L’uomo risulta indagato in stato di libertà, assieme ad altri tre individui. L’operazione ieri, a Brindisi, da parte dei carabinieri: due gli arresti

Foto da BrindisiReport.

BRINDISI – Furto, maltrattamenti e ricettazione di animali selvatici e protetti: anche un leccese fra i quattro indagati delle ultime ore (qui l’articolo su BrindisiReport). Tanti, infatti, i denunciati in stato di libertà dai carabinieri della città adriatica nella giornata di ieri e finiti nei guai assieme ai due arrestati: Roberto Pansardi di 62 anni e Chiara, la figlia 27enne.

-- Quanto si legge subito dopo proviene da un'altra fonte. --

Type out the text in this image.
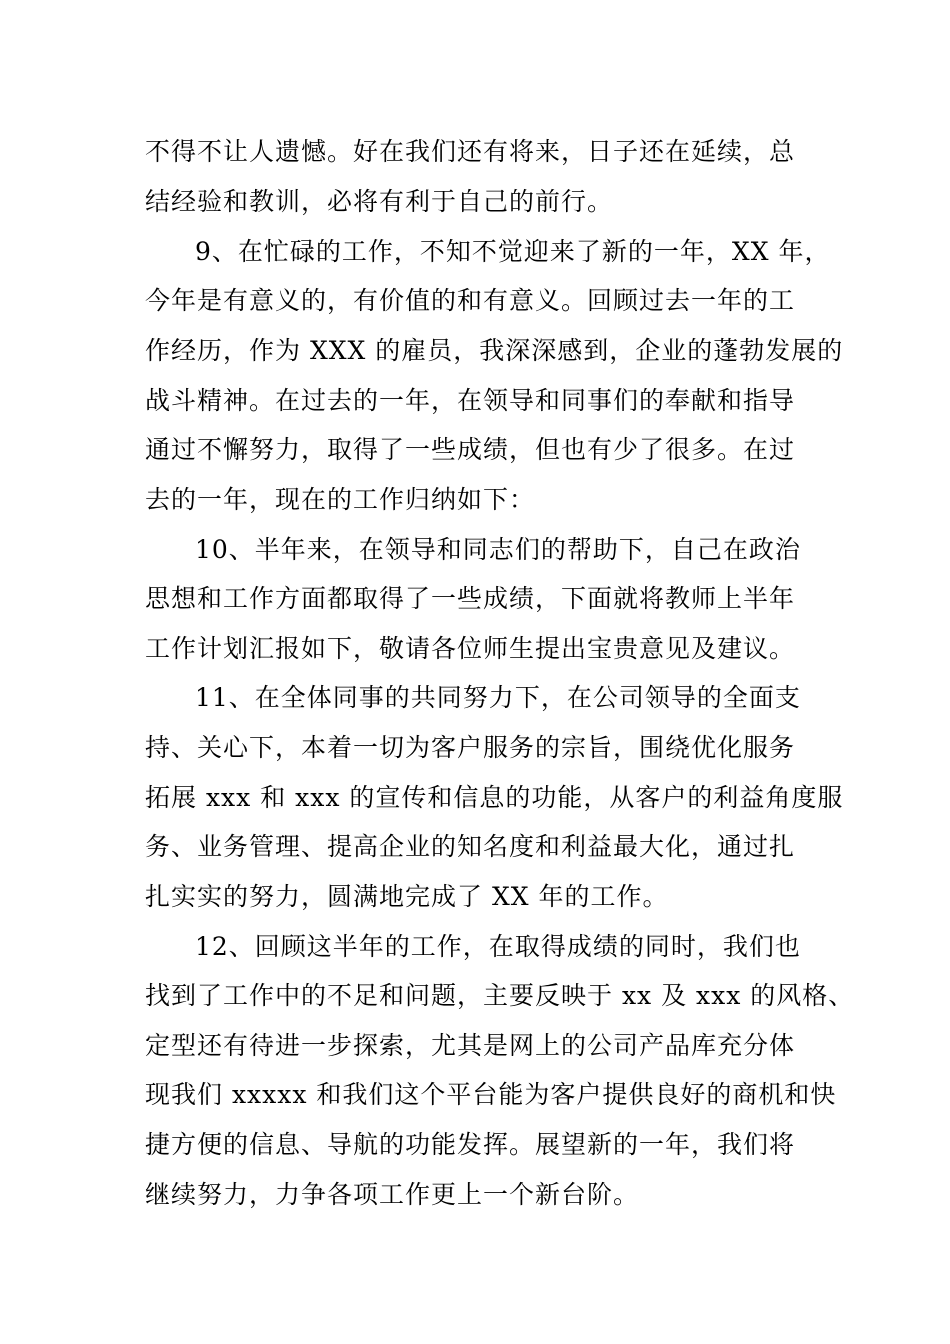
不得不让人遗憾。好在我们还有将来，日子还在延续，总
结经验和教训，必将有利于自己的前行。
9、在忙碌的工作，不知不觉迎来了新的一年，XX 年，
今年是有意义的，有价值的和有意义。回顾过去一年的工
作经历，作为 XXX 的雇员，我深深感到，企业的蓬勃发展的
战斗精神。在过去的一年，在领导和同事们的奉献和指导
通过不懈努力，取得了一些成绩，但也有少了很多。在过
去的一年，现在的工作归纳如下：
10、半年来，在领导和同志们的帮助下，自己在政治
思想和工作方面都取得了一些成绩，下面就将教师上半年
工作计划汇报如下，敬请各位师生提出宝贵意见及建议。
11、在全体同事的共同努力下，在公司领导的全面支
持、关心下，本着一切为客户服务的宗旨，围绕优化服务
拓展 xxx 和 xxx 的宣传和信息的功能，从客户的利益角度服
务、业务管理、提高企业的知名度和利益最大化，通过扎
扎实实的努力，圆满地完成了 XX 年的工作。
12、回顾这半年的工作，在取得成绩的同时，我们也
找到了工作中的不足和问题，主要反映于 xx 及 xxx 的风格、
定型还有待进一步探索，尤其是网上的公司产品库充分体
现我们 xxxxx 和我们这个平台能为客户提供良好的商机和快
捷方便的信息、导航的功能发挥。展望新的一年，我们将
继续努力，力争各项工作更上一个新台阶。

Per gli indagati in stato di libertà (oltre al cittadino salentino, ve ne sono altri tre di Treviso, Arezzo e Brindisi), le accuse sono quelle di ricettazione e commercio illecito di specie protette. Non soltanto le misure eseguite dai militari dopo indagini partite in realtà mesi addietro: Ma sono stati sottoposti a sequestro preventivo 45 esemplari tra specie esotiche e acquatiche.

Di queste 24 sono state liberate, nove esemplari erano ormai deceduti e 12 specie sono stati consegnati al centro recupero fauna selvatica di Bitetto, in provincia di Bari. E’ stata inoltre rinvenuta e sottoposta a sequestro amministrativo una rete da uccellagione.